Winter Springs Residents Oppose Budget, Direction of City


In a survey conducted by the Winter Springs Community Association, Winter Springs residents expressed strong concerns for the city’s proposed FY 2024 budget and the direction of the city. Recent investigations launched by Inspector General of Seminole County and Florida’s Auditor General and the recent resignation of the city manager loom large in residents minds as 525 respondents opposed the proposed $72.7 million budget by a 66-12% margin with 22% undecided. Approximately three-fourths of residents (74%) did not support the proposal to keep the millage the same, which is projected to raise the overall tax levy by 9.3%, instead stating they believed the City Commission should “roll-back” the millage rate.

One respondent even recommended a “board of Winter Springs residents should be allowed to review the budget and make recommendations.”

“These responses represent a strong repudiation of the priorities and direction of our current city leadership,” said Jesse Phillips, the President of the Winter Springs Community Association. “It is obvious the residents of Winter Springs do not trust the city to take even more of our hard earned tax-payer dollars.”

Tuscawilla Levy Increases

In addition to the proposed city-wide levy increase, the budget also suggests residents in Tuscawilla receive an additional tax increase through the various lighting and beautification districts established to maintain medians, fountains and other features. More than two-thirds (69.5%) are already satisfied with the condition of the medians along Winter Springs BLVD and 71% do not support the idea of an increased levy for residents of Tuscawilla and Oak Forest.

Almost 9 in 10 residents–“Suspend” Pickleball Plans

Perhaps the biggest loser in public opinion was the plans being pushed by certain commissioners to bring additional pickleball courts to the City. As debate looms over the sports status as a fad or more permanent staple, Winter Springs residents expressed strong concerns over the expense, timing and priority of adding additional courts. Only 15% of respondents have ever played the sport, with less than 3% saying they “regularly” play, with 86% saying they do not believe the city should keep pickleball courts as a “top priority” and 88% saying the city should “suspend any plans to spend $3.5 million on Pickleball courts until infrastructure improvements are made.”

Strong Support for Clerk Maloy Audit

Perhaps the biggest winner of the survey was Seminole County Clerk of Court and Comptroller Grant Maloy, whose recent audit of the city’s use of Penny Sales Tax funds received strong validation. As local media outlets report on the city’s attempts to criticize the audit as politically motivated, more than 82% of residents sided with the Clerk of Court and opposed the city’s resistance to the additional controls and accountability recommended by the audit. When asked if “strong financial controls” should be enforced over the city finances, 95% of respondents agreed. The ongoing investigation by the state Auditor General looms large in residents minds as well, with 90% stating the investigation caused them to be concerned about city leadership.
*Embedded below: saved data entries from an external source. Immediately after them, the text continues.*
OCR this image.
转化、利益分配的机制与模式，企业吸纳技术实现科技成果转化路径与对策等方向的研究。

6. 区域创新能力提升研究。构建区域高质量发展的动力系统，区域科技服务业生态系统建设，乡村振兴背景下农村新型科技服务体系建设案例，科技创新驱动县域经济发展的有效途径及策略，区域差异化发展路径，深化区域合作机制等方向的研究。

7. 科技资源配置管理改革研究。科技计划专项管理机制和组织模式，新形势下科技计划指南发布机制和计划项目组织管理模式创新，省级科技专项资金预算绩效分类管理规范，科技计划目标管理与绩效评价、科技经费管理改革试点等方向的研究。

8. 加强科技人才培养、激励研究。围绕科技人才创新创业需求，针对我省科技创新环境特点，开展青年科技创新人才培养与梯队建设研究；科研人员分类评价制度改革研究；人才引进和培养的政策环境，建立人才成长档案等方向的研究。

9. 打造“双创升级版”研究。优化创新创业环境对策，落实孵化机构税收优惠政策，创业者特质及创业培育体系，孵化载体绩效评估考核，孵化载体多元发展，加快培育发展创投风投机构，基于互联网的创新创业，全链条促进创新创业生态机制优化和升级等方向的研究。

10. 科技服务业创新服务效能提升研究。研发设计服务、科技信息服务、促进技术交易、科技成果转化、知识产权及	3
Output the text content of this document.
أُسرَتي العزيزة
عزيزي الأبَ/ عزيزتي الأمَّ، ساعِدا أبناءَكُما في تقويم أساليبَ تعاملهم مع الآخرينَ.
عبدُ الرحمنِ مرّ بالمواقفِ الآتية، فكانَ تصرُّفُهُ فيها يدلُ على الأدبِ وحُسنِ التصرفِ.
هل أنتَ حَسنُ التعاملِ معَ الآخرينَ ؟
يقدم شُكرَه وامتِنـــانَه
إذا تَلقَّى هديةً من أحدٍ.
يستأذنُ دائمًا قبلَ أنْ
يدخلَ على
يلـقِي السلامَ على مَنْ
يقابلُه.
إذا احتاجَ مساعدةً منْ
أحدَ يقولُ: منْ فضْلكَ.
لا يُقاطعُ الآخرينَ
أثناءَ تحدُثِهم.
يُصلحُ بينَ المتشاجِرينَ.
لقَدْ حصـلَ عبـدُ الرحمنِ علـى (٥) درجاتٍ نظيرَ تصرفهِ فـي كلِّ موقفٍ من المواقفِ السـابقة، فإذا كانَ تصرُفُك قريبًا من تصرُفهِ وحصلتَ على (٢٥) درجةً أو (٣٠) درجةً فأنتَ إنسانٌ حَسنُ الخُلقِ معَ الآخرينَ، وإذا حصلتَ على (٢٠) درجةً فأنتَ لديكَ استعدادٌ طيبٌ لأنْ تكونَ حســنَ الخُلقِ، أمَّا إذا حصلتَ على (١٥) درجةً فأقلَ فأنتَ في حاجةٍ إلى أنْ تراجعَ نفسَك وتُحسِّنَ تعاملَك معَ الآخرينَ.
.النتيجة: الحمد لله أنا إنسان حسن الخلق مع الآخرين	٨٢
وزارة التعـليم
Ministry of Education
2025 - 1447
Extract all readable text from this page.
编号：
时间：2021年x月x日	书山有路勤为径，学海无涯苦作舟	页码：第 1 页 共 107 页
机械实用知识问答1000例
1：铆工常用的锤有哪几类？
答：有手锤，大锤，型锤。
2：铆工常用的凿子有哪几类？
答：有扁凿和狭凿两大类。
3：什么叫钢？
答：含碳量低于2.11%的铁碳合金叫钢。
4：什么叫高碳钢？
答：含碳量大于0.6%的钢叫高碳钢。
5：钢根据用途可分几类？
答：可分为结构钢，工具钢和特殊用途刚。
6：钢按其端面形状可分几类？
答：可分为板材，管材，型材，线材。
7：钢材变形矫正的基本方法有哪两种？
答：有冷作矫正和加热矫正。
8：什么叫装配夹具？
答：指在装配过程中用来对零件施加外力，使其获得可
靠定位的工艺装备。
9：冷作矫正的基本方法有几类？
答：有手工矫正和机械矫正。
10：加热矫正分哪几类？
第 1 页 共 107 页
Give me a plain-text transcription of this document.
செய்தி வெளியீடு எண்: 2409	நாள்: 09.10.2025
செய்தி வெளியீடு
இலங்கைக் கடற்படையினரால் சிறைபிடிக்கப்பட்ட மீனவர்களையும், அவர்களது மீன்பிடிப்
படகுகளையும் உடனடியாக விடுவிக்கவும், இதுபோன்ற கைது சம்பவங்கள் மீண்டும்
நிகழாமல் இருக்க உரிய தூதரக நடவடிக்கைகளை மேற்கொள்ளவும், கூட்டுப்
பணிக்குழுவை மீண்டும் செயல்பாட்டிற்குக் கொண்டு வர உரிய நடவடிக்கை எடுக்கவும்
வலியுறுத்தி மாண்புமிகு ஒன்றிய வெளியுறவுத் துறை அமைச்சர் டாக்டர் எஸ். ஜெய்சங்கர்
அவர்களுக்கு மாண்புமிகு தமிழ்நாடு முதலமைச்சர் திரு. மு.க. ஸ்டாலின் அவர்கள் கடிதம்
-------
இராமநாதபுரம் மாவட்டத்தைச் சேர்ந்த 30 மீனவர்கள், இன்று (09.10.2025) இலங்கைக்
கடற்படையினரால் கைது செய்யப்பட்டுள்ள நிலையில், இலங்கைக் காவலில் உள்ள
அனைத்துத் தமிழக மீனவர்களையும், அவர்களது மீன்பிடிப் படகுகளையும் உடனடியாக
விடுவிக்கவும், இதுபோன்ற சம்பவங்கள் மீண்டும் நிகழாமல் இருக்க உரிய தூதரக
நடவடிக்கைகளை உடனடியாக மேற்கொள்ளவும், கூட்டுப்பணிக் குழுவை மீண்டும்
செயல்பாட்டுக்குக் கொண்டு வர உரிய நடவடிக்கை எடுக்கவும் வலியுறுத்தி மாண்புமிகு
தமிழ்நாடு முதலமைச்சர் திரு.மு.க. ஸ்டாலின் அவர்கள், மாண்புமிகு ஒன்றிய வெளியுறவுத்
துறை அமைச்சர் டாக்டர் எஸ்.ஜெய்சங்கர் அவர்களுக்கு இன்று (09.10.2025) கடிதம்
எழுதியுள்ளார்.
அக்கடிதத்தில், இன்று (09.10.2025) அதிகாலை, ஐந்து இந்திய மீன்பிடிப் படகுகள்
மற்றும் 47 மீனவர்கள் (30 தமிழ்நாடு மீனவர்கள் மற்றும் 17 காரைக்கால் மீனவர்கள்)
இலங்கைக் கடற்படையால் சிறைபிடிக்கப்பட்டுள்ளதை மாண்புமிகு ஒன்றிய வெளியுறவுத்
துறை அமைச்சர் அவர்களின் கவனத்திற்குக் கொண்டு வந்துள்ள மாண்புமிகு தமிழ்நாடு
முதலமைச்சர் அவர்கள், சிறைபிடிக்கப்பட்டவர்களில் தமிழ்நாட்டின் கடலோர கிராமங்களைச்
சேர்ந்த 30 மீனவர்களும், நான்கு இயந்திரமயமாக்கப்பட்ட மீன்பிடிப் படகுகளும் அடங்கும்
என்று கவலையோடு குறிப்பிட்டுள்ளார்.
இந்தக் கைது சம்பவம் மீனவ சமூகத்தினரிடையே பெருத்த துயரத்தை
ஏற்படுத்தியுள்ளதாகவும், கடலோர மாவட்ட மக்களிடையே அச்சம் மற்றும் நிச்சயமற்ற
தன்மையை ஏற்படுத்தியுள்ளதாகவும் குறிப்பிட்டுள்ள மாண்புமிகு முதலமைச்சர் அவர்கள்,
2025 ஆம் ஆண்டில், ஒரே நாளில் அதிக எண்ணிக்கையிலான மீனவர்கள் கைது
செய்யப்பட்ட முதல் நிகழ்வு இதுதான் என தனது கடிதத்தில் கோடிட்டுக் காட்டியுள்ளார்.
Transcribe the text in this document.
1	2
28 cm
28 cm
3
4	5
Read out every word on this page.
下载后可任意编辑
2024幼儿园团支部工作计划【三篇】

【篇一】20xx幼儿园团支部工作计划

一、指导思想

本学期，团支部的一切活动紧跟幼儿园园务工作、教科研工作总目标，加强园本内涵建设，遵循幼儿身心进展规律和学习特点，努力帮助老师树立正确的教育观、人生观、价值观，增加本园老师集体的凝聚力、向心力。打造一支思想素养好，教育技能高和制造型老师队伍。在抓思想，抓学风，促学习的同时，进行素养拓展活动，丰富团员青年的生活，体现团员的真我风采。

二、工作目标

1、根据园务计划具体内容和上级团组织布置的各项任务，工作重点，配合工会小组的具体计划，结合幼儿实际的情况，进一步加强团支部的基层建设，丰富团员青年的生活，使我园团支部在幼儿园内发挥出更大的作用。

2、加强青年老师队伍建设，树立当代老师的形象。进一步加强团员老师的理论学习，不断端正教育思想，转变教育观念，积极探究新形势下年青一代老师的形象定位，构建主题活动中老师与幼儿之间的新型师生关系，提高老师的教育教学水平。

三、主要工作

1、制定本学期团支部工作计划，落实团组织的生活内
Bipartisan opposition to tax increases

Although issues pertaining to budgets, taxes and infrastructure can be viewed differently based on party affiliation, opposition to the Winter Springs budget remained strong across party lines. Strong majorities of Republicans (77%) and independents (75%) wanted the milage rate decreased to avoid a tax increase, while Democrats opposed the 9.3% levy increase by a 70-13% margin and believe milage rate should be rolled back by a 68-17% margin.


“The residents of Winter Springs do not trust the city to take even more of our hard-earned taxpayer dollars. At a time when we are faced with severe cost of living increases, future water rate increases, trash pickup and other rate increases, city leadership is callously inflicting further hardship throughout our city, and penalizing the residents of Tuscawilla and Oak Forest twice. The Commission should vote down the proposed budget and go back to the drawing board, address our more immediate concerns to fully cooperate with the state and county audits, engage in a legitimate process to hire a qualified city manager to lead a credible budget process. Those searching for an explanation for why less than one in ten residents feel our city is going in the right direction should consider the mockery of our concerns made by this $72.7 million pork-laden boondoggle.”